Und hier…beginnt meine eigentliche Geschichte. Ich hatte erst kürzlich einen großen Coup gelandet und eine Verschwörung innerhalb der Regierung aufgedeckt. Es ging um das Übliche: Schwarzgelderpressung, Steuerhinterziehung, Verrat, Bestechung, Koks, Nutten – man kennt das ja. Ich saß mit einem Schluck Brandy und einem guten Buch in meinem Wohnzimmer, als es plötzlich an der Türe klingelte. Ich sprang auf, lief in mein Büro und holte meine Pistole aus einer Schreibtischschublade, ehe ich zur Tür ging – man konnte nie vorsichtig genug sein!

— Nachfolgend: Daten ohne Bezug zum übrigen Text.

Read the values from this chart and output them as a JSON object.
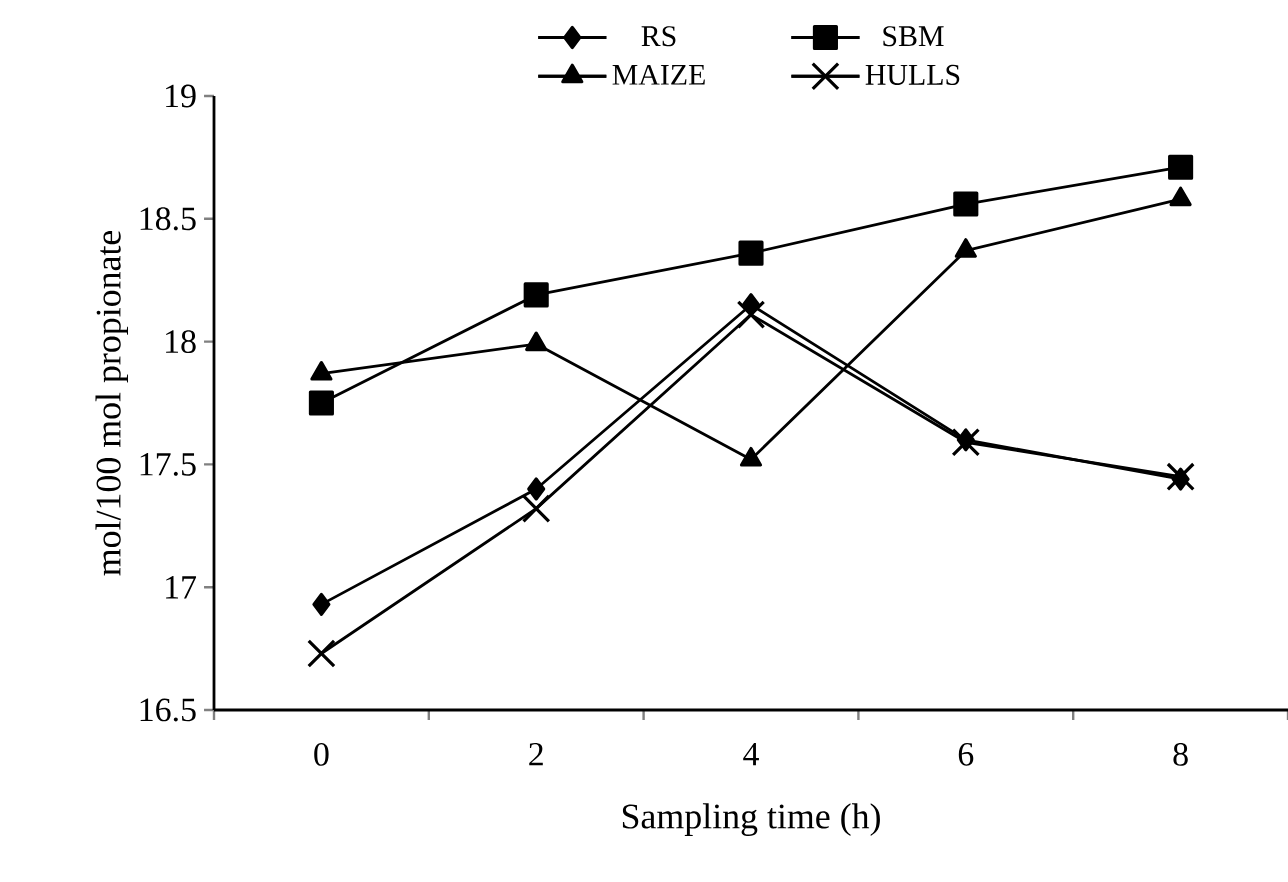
{
  "chart_data": {
    "type": "line",
    "xlabel": "Sampling time (h)",
    "ylabel": "mol/100 mol propionate",
    "categories": [
      "0",
      "2",
      "4",
      "6",
      "8"
    ],
    "series": [
      {
        "name": "RS",
        "color": "#000000",
        "marker": "diamond",
        "values": [
          16.93,
          17.4,
          18.15,
          17.6,
          17.44
        ]
      },
      {
        "name": "SBM",
        "color": "#000000",
        "marker": "square",
        "values": [
          17.75,
          18.19,
          18.36,
          18.56,
          18.71
        ]
      },
      {
        "name": "MAIZE",
        "color": "#000000",
        "marker": "triangle",
        "values": [
          17.87,
          17.99,
          17.52,
          18.37,
          18.58
        ]
      },
      {
        "name": "HULLS",
        "color": "#000000",
        "marker": "cross",
        "values": [
          16.73,
          17.32,
          18.11,
          17.59,
          17.45
        ]
      }
    ],
    "ylim": [
      16.5,
      19
    ],
    "yticks": [
      16.5,
      17,
      17.5,
      18,
      18.5,
      19
    ],
    "grid": false,
    "legend": "top"
  }
}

„Wer ist da? Was wollen Sie?“

„Robert Maxwell mein Name. Und ich hoffe, ich werde hier nicht für immer im Flur stehen müssen.“ Ich legte meine Pistole auf den nahegelegenen Abstelltisch und sortierte für einige Sekunden meine Gedanken. Robert Maxwell?! CEO von Maxwell Robotics? Der führende Hersteller von Roboteranlagen für jeglichen, nur erdenklichen Betrieb? Vorsitzender der British Humanist Association und bekannter Dolly-Liebhaber? Was wollte DER denn bei mir?! Ich legte die Pistole in die Schublade des Abstelltisches und öffnete die Tür, nur um den ergrauten Mann zusammen mit zwei Leibwächtern hereinzubitten.

Robert Maxwell hatte die Firma von seinem Onkel Isaiah Maxwell geerbt. Dieser war nicht nur der eigentliche Gründer von Maxwell Robotics gewesen, sondern auch in einem furchtbaren Autounfall verunglückt. Laut Polizeibericht hatte der Autopilot seines Wagens versagt, ehe das Auto von der Fahrbahn abgekommen und dann einen steilen Hang hinunter gerast war. Isaiahs Leiche wurde jedoch nie gefunden und niemand weiß warum.

Maxwell war recht groß. Größer als ich und sogar größer als seine beiden Leibwächter – was mich fragen ließ, wie sie ihn denn überhaupt im Ernstfall schützen könnten. Er hatte kurzes, schwarzes Haar, an manchen Stellen ergraut. Er trug einen schwarzen Anzug mit blauer Krawatte, an seiner linken Brust das Logo seiner Firma als Anstecker.

„Verzeihen Sie den desolaten Zustand meiner Wohnung, Mister Maxwell“, sprach ich, als ich die drei in mein Büro geleitete: „Man rechnet ja nicht mit solch hohem Besuch!“

„Machen Sie sich diesbezüglich keine Sorgen“, gab er ruhig von sich: „Ich hoffe eher, Sie sind an dem interessiert, was ich Ihnen anzubieten habe.“

„Einen Brandy, die Herren?“ bat ich an.

„Wir nehmen Wasser, danke“, forderte Maxwell, woraufhin ich ohne nachzufragen jedem ein Glas mit Tafelwasser füllte und wir uns setzten.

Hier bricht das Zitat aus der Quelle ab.